If you want your business to stand out from the crowd, reach new markets and build genuine customer relationships, you will find that strategically targeting a multicultural audience can be beneficial to your business. Here are a few essential lessons on targeting multicultural audiences with your advertising dollars, and tips on how to embrace diversity and inclusion in your marketing mix.


When it comes to reaching new audiences, each market presents its own challenges. Hispanics, for example, have been early adopters of emerging technologies such as streaming TV, radio, social media, and smartphones, yet advertisers find difficulties in reaching customers through these digital mediums. True multicultural marketing—to the Mexican-American soccer fans in Los Angeles or to business professionals in Asia—generates brand awareness that is authentic and also uniquely reflects today’s multicultural customer.

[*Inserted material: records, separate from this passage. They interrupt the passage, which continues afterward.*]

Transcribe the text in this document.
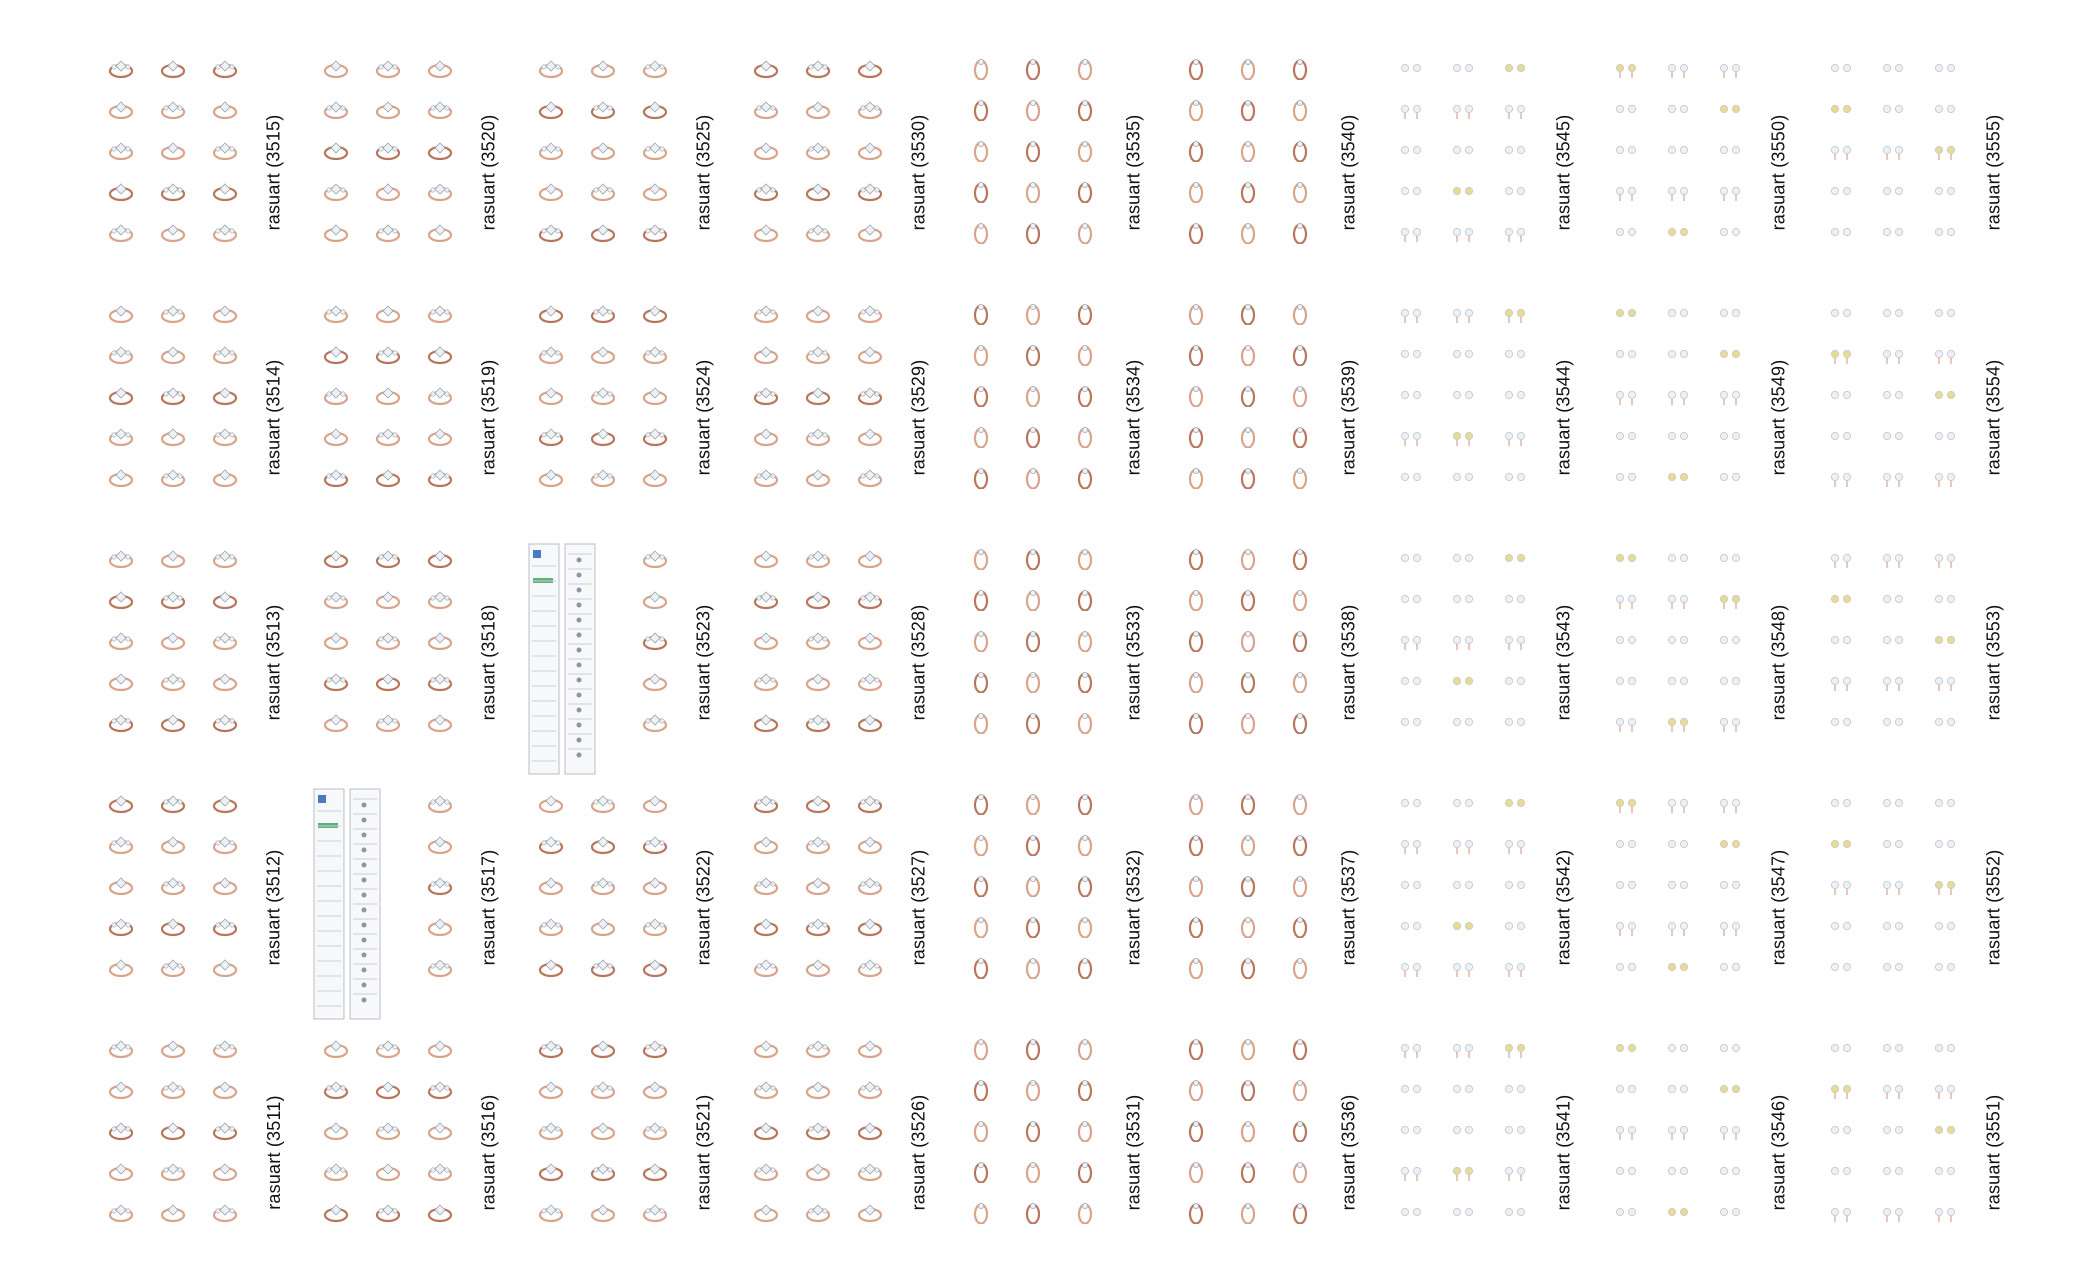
rasuart (3515)
rasuart (3514)
rasuart (3513)
rasuart (3512)
rasuart (3511)
rasuart (3520)
rasuart (3519)
rasuart (3518)
rasuart (3517)
rasuart (3516)
rasuart (3525)
rasuart (3524)
rasuart (3523)
rasuart (3522)
rasuart (3521)
rasuart (3530)
rasuart (3529)
rasuart (3528)
rasuart (3527)
rasuart (3526)
rasuart (3535)
rasuart (3534)
rasuart (3533)
rasuart (3532)
rasuart (3531)
rasuart (3540)
rasuart (3539)
rasuart (3538)
rasuart (3537)
rasuart (3536)
rasuart (3545)
rasuart (3544)
rasuart (3543)
rasuart (3542)
rasuart (3541)
rasuart (3550)
rasuart (3549)
rasuart (3548)
rasuart (3547)
rasuart (3546)
rasuart (3555)
rasuart (3554)
rasuart (3553)
rasuart (3552)
rasuart (3551)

Some marketers have tried translated marketing messaging, word-for-word, in an attempt to reach multicultural communities. For communities that often feel overlooked, this approach is cause for alarm and distorts the narrative which can alienate members of your target audience.

Accounting for Social and Cultural Norms

When forming a multicultural marketing strategy, first identify and define which aspects, desires and interests conform to your target customers. Effective messaging has to recognize important things like age, location, sexual orientation, religion, education and income. For example, we have found that imagery and content focused on the family unit often resonates well with the Hispanic market (comprising 18.1% of the U.S. population) because as studies have shown, family, culture and heritage are important to U.S. Hispanics. Your brand’s successful marketing content, from copy to imagery, should start with setting high standards, developing more granular insights, and incorporating a more nuanced approach.

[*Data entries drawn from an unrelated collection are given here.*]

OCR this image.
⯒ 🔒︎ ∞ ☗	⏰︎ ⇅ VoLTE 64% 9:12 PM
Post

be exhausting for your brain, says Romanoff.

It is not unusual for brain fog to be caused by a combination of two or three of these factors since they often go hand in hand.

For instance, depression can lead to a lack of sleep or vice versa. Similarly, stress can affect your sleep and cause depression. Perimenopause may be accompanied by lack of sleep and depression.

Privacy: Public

Localizing your messaging is also crucial and should be done with transcreation as opposed to translation. Transcreation refers to adapting the messaging to another language while still maintaining the original intent, tone, style, and context – which is not possible with a word-to-word translation. For example, modifying search campaigns to include Spanish search ads for Hispanic communities have proven to garner boosts in click volume and lower acquisition costs. Transcreation can also be applied to creatives by converting the ad copy to relatable and actionable call-to-actions whilst including relevant imagery.

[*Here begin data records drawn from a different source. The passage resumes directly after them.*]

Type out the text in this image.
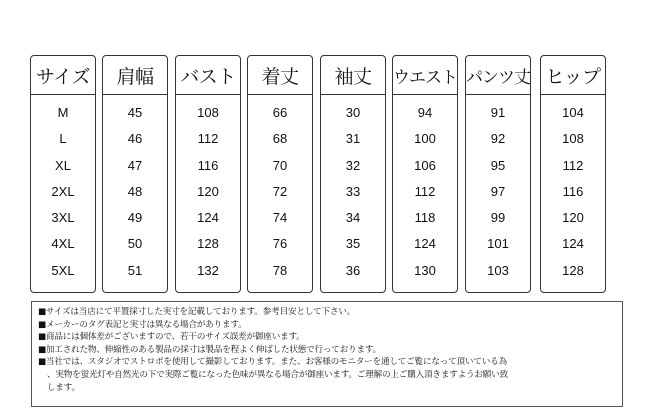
サイズ
M
L
XL
2XL
3XL
4XL
5XL
肩幅
45
46
47
48
49
50
51
バスト
108
112
116
120
124
128
132
着丈
66
68
70
72
74
76
78
袖丈
30
31
32
33
34
35
36
ウエスト
94
100
106
112
118
124
130
パンツ丈
91
92
95
97
99
101
103
ヒップ
104
108
112
116
120
124
128
■サイズは当店にて平置採寸した実寸を記載しております。参考目安として下さい。
■メーカーのタグ表記と実寸は異なる場合があります。
■商品には個体差がございますので、若干のサイズ誤差が御座います。
■加工された物、伸縮性のある製品の採寸は製品を程よく伸ばした状態で行っております。
■当社では、スタジオでストロボを使用して撮影しております。また、お客様のモニターを通してご覧になって頂いている為
、実物を蛍光灯や自然光の下で実際ご覧になった色味が異なる場合が御座います。ご理解の上ご購入頂きますようお願い致
します。
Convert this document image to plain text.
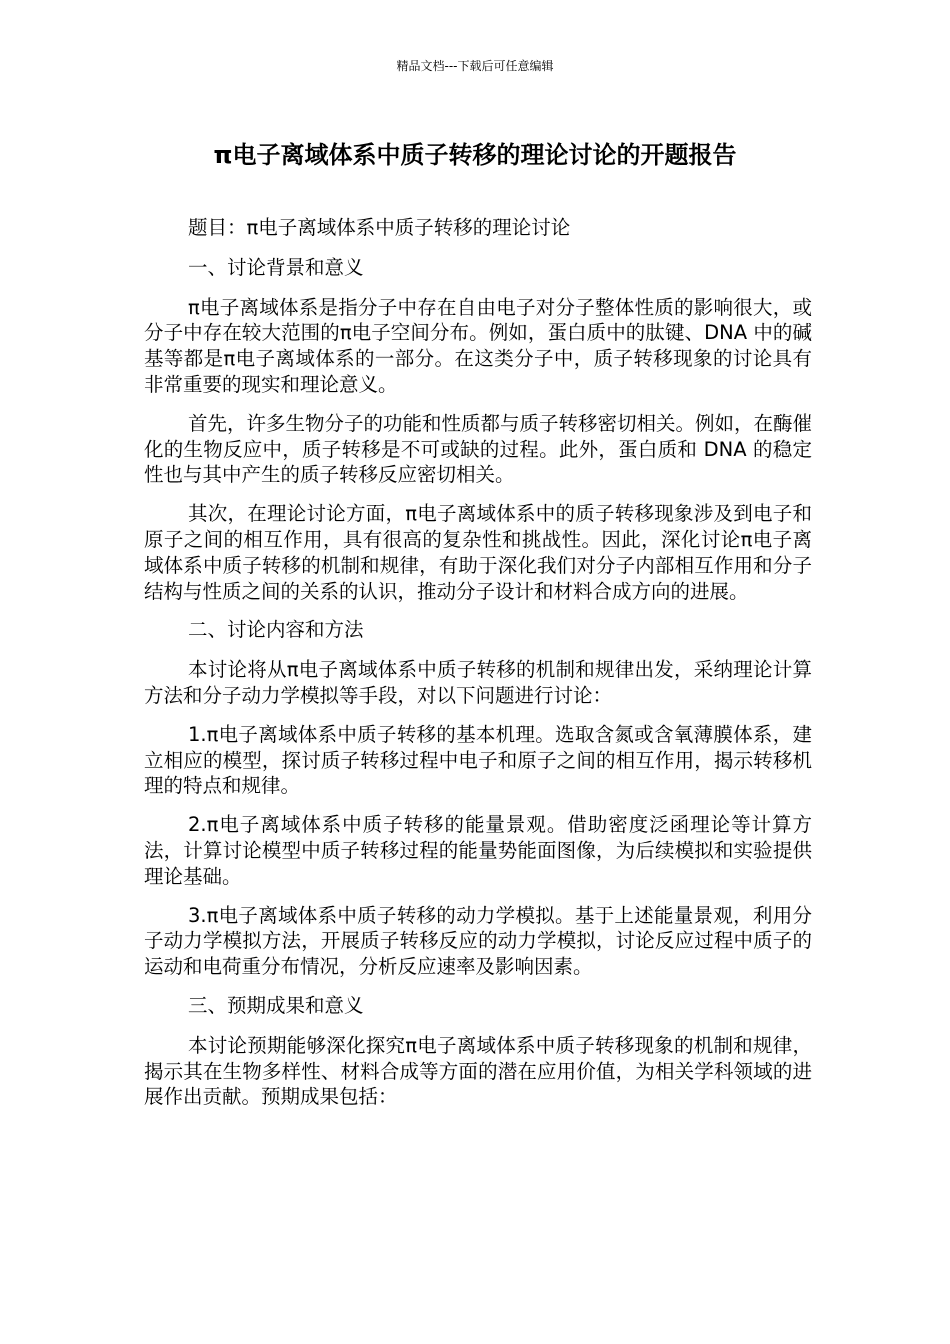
精品文档---下载后可任意编辑
π电子离域体系中质子转移的理论讨论的开题报告

题目：π电子离域体系中质子转移的理论讨论

一、讨论背景和意义

π电子离域体系是指分子中存在自由电子对分子整体性质的影响很大，或分子中存在较大范围的π电子空间分布。例如，蛋白质中的肽键、DNA 中的碱基等都是π电子离域体系的一部分。在这类分子中，质子转移现象的讨论具有非常重要的现实和理论意义。

首先，许多生物分子的功能和性质都与质子转移密切相关。例如，在酶催化的生物反应中，质子转移是不可或缺的过程。此外，蛋白质和 DNA 的稳定性也与其中产生的质子转移反应密切相关。

其次，在理论讨论方面，π电子离域体系中的质子转移现象涉及到电子和原子之间的相互作用，具有很高的复杂性和挑战性。因此，深化讨论π电子离域体系中质子转移的机制和规律，有助于深化我们对分子内部相互作用和分子结构与性质之间的关系的认识，推动分子设计和材料合成方向的进展。

二、讨论内容和方法

本讨论将从π电子离域体系中质子转移的机制和规律出发，采纳理论计算方法和分子动力学模拟等手段，对以下问题进行讨论：

1.π电子离域体系中质子转移的基本机理。选取含氮或含氧薄膜体系，建立相应的模型，探讨质子转移过程中电子和原子之间的相互作用，揭示转移机理的特点和规律。

2.π电子离域体系中质子转移的能量景观。借助密度泛函理论等计算方法，计算讨论模型中质子转移过程的能量势能面图像，为后续模拟和实验提供理论基础。

3.π电子离域体系中质子转移的动力学模拟。基于上述能量景观，利用分子动力学模拟方法，开展质子转移反应的动力学模拟，讨论反应过程中质子的运动和电荷重分布情况，分析反应速率及影响因素。

三、预期成果和意义

本讨论预期能够深化探究π电子离域体系中质子转移现象的机制和规律，揭示其在生物多样性、材料合成等方面的潜在应用价值，为相关学科领域的进展作出贡献。预期成果包括：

How to Measure Multicultural Campaigns

Implementing a dynamic account-based marketing campaign that targets multicultural communities is half the battle. Identifying how the implemented strategy compares to standard campaign structures is a must, and showcasing results based on creative changes relies heavily on the ability to measure contrasting strategies by incorporating regular AB testing and comparing cost per conversion metrics. While it can sound difficult to embody and target different cultures, multicultural marketing cannot be dismissed. 

Brands that are serious about setting their business up to reach new markets and increase revenue should implement a multicultural marketing strategy focused on building genuine customer relationships with targeted consumers on a local level.